05/03/2015 11:56 GMT | Updated 20/05/2015 10:12 BST

Prince Charles Complains He Never Sees Prince George Because Carole Middleton 'Has Taken Over'

(Left-Right) Michael Middleton, Carole Middleton And Prince Charles On The Balcony Of Buckingham Palace, London, Following The Wedding Of Prince William And Kate Middleton At Westminster Abbey. (Photo by Antony Jones/Julian Parker/Mark Cuthbert/UK Press via Getty Images)

Prince Charles has complained to friends that he 'never sees' his grandson because Carole Middleton has 'taken over', according to a newspaper article.

The Mail says Prince Charles feels he has become 'peripheral' in two-year-old Prince George's life because of the 'Middletonisation' of his son William's life.

The newspaper's Sebastian Shakespeare says Charles is concerned that the Duke of Cambridge spends 'an inordinate amount of time...with his in-laws Michael and Carole'.

The columnist writes: "In fact, so vexed is Charles about the so-called 'March of the Middletons' that he has complained to friends: 'They never let me see my grandson.'"

The paper quotes a source saying: "Carole has rather taken over, dictating when George naps, when and what he eats.
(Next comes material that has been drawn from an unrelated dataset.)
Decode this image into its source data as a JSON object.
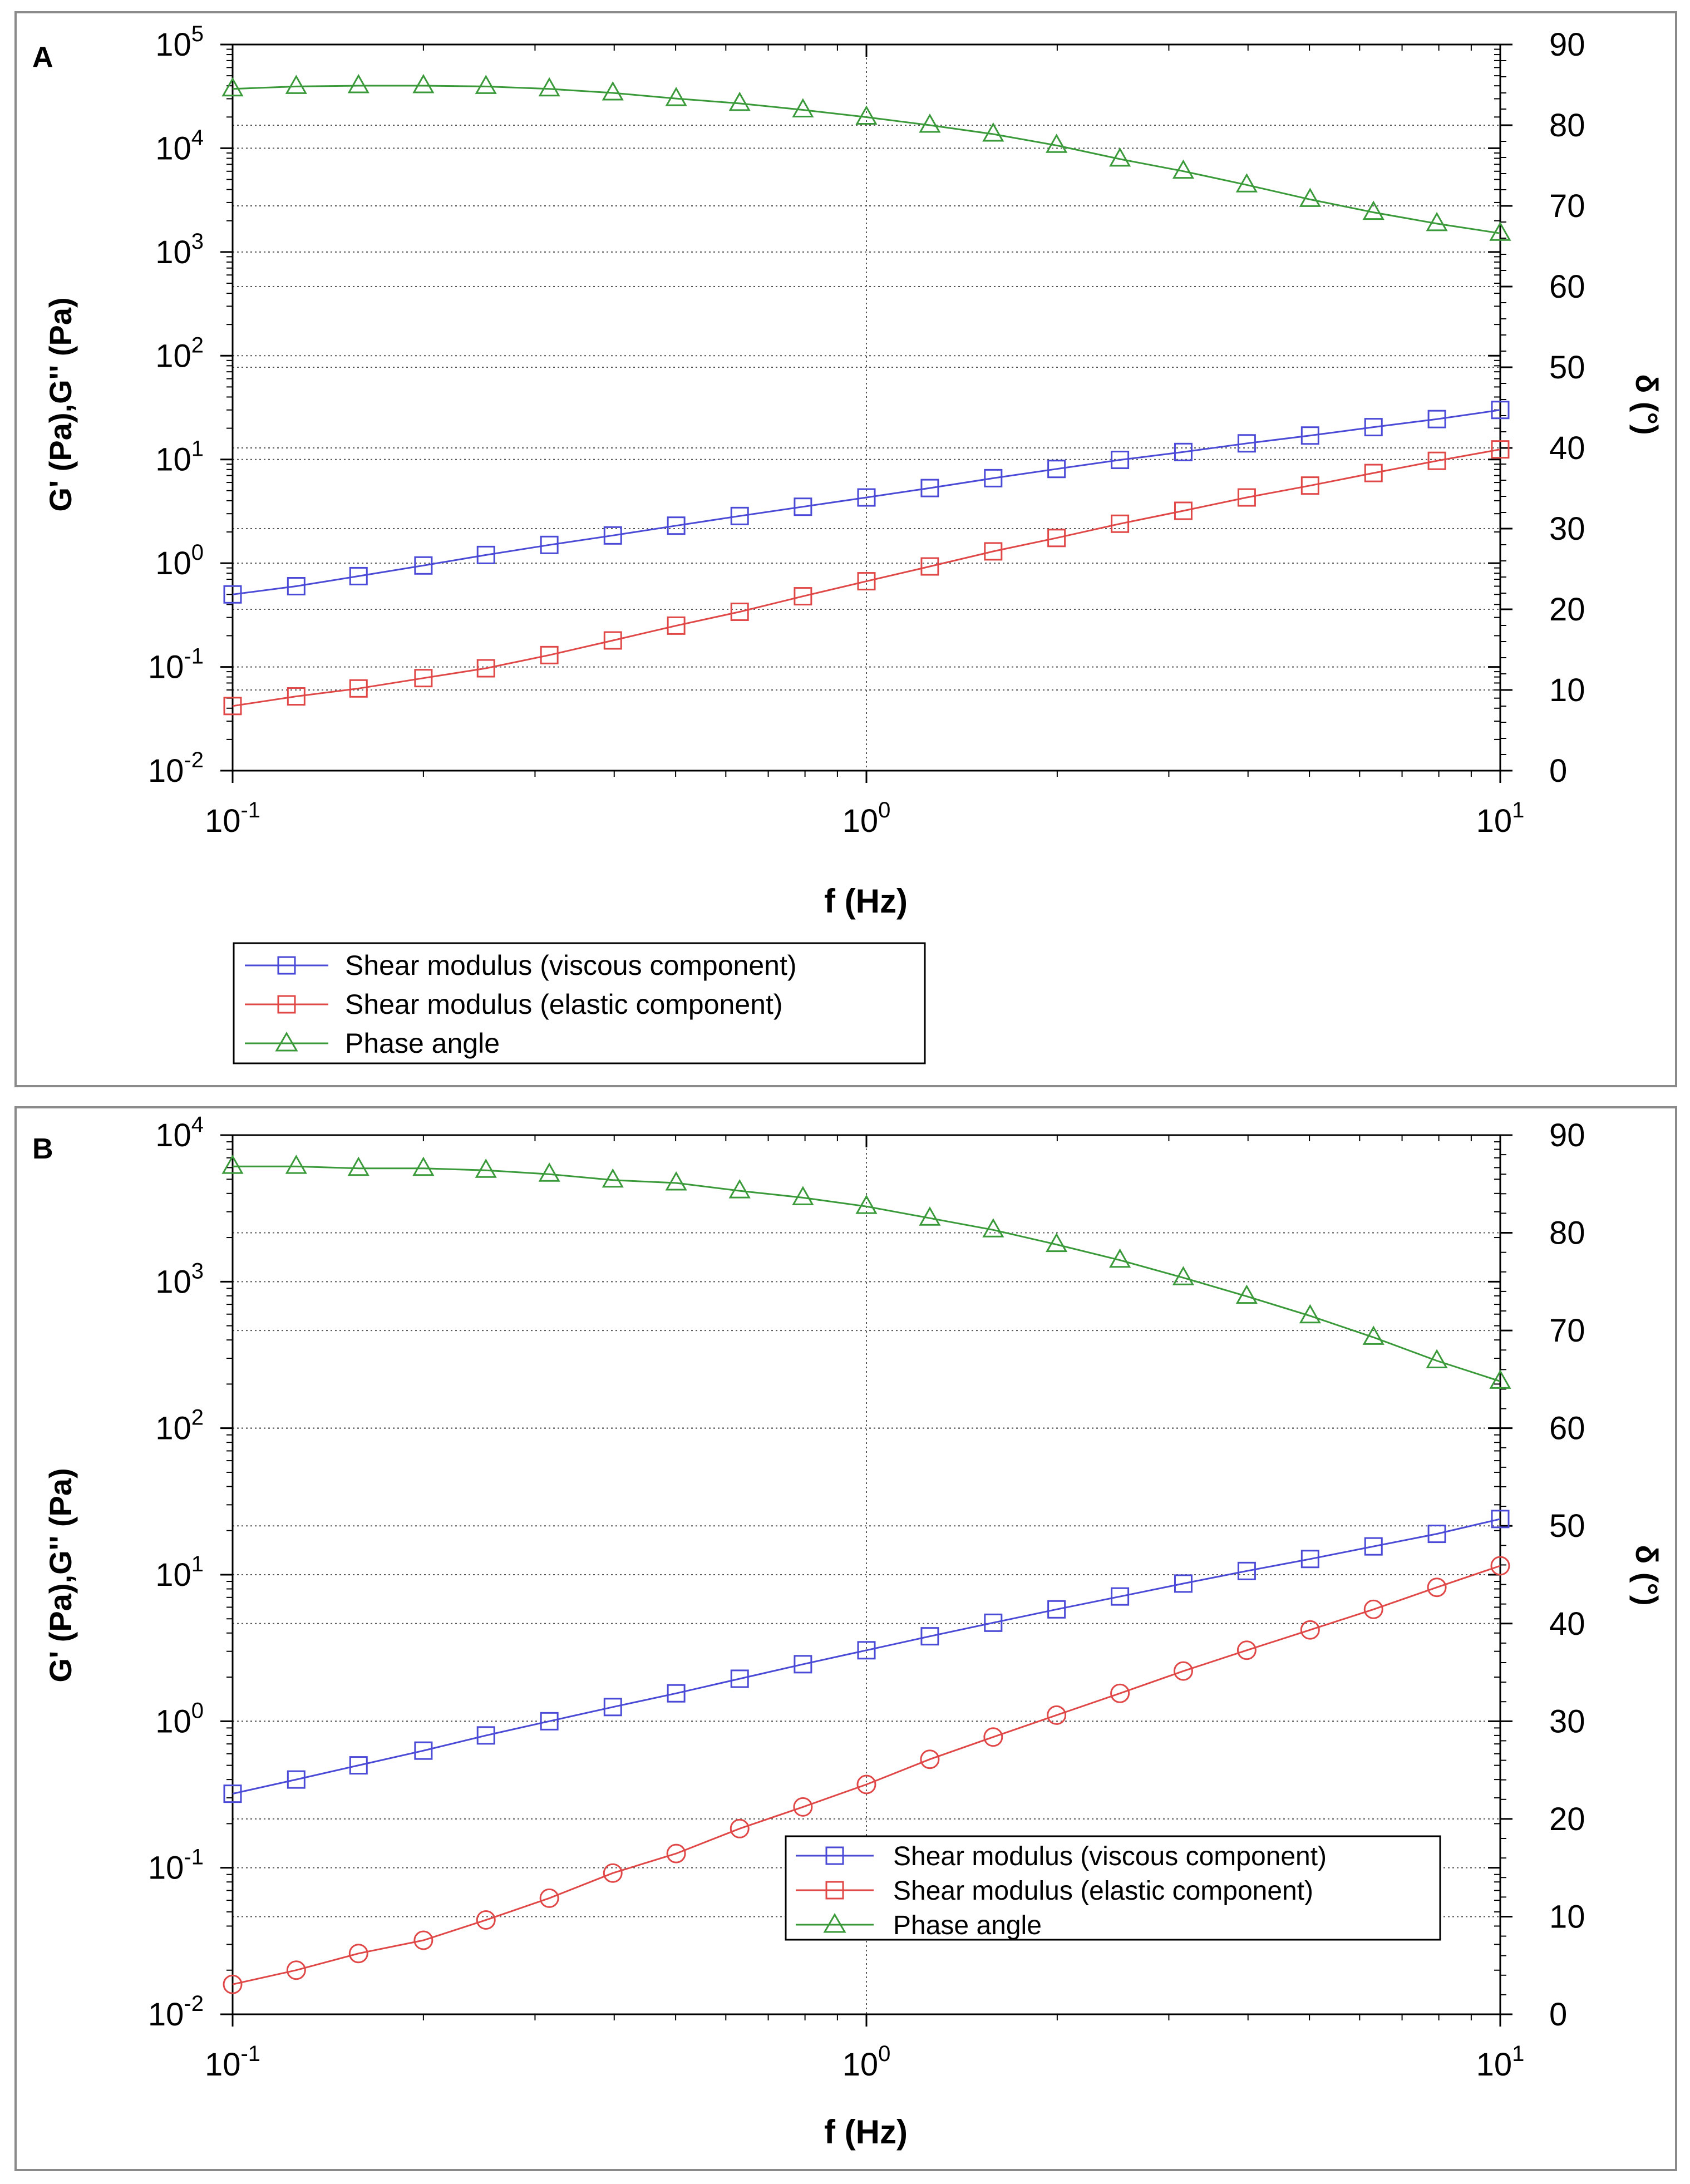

All in all, behaving like she's Queen Carole."

However, when asked about the last time Charles had seen grandson George, a Clarence House spokesman issued a statement, saying: "We would not comment on the specifics of private arrangements.

"His Royal Highness enjoys an excellent relationship with his grandson."

According to the paper, there have been 'few, if any' trips to Charles's Gloucestershire home Highgrove over the past year.

The columnist states: "Some think it's a deliberate move on William's part to protect his young family from suffering the same stiff, and often unhappy, upbringing he endured."

Most of William and Kate's time is spent at their Norfolk home, Anmer Hall, on the Queen's Sandringham estate, where the Prince has been busy revising for his Air Transport Pilot's Licence.

The Middletons are frequent visitors and play an active role in the household. They stayed there over Christmas, when William pointedly hosted lunch for them on Christmas Day rather than eat with the Queen, as is traditional.